EFCS aimed to enhance the ability of unions to collectively bargain for better pay, working conditions and benefits. The bill also sought to enhance federal protections for unions, union members and union organizers against unfair labor practices and employer retaliation. All told, EFCS (which died before committee with the expiration of the 111th Congress in January, 2011) represented a threat to numerous anti-union measures advanced by ALEC and their member corporations at the state level.
Federal lobbying and ideological similarities aside, Starwood and ALEC have a much closer relationship at the state level– particularly in Arizona.
Starwood Energy Group’s sole lobby representative in the state is FirstStrategic Communications and Public Affairs.
FirstStrategic has been active as an Arizona ALEC donor/participant consulting firm for several years and represents the lobby interests of several other ALEC member corporations/trade associations in the state: Apollo Group, Inc., the Arizona Association of Realtors, CenturyLink and ALEC Arizona Private Sector Chair, SRP.

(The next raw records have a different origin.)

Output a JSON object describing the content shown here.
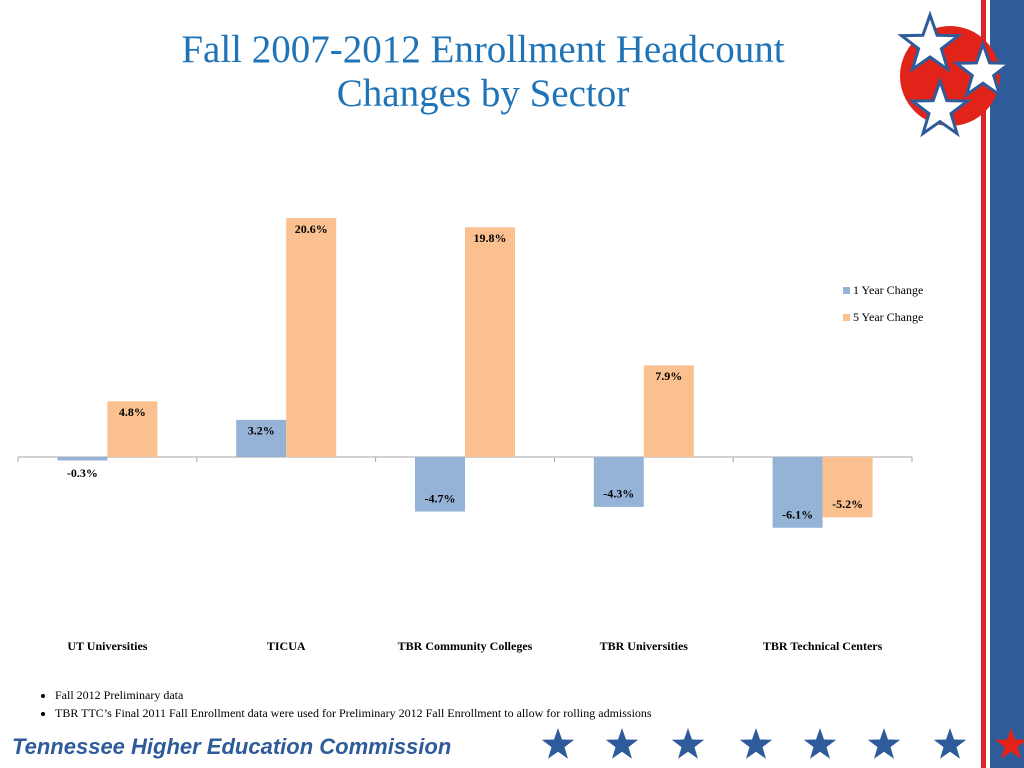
{
  "chart_data": {
    "type": "bar",
    "title": "Fall 2007-2012 Enrollment Headcount Changes by Sector",
    "categories": [
      "UT Universities",
      "TICUA",
      "TBR Community Colleges",
      "TBR Universities",
      "TBR Technical Centers"
    ],
    "series": [
      {
        "name": "1 Year Change",
        "color": "#95b3d7",
        "values": [
          -0.3,
          3.2,
          -4.7,
          -4.3,
          -6.1
        ],
        "value_labels": [
          "-0.3%",
          "3.2%",
          "-4.7%",
          "-4.3%",
          "-6.1%"
        ]
      },
      {
        "name": "5 Year Change",
        "color": "#fac090",
        "values": [
          4.8,
          20.6,
          19.8,
          7.9,
          -5.2
        ],
        "value_labels": [
          "4.8%",
          "20.6%",
          "19.8%",
          "7.9%",
          "-5.2%"
        ]
      }
    ],
    "ylim": [
      -10,
      25
    ],
    "legend": "right"
  },
  "notes": [
    "Fall 2012 Preliminary data",
    "TBR TTC’s Final 2011 Fall Enrollment data were used for Preliminary 2012 Fall Enrollment to allow for rolling admissions"
  ],
  "footer": "Tennessee Higher Education Commission"
}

Furthermore, Starwood Energy Group is among the top solar energy providers in the state. As such, Starwood Energy was involved in the inception, along with both SRP and 2011 SNPS “chairman” corporation, APS, of the Sonoran-Mojave Renewable Transmission Project (SMRT)– a nascent project intended to establish a renewable power delivery grid through the states of Arizona, California and Nevada.
According to SRP spokesman Scott Harelson, SRP has since withdrawn from the project.
Starwood was also involved with APS and Lockheed Martin, in the development of an aborted Arizona solar generation plant in 2009.
Interestingly enough, as Starwood is primarily involved in the field of solar energy production, one of the workshops open to lawmakers at the 2011 SNPS focused on deregulation of the solar industry.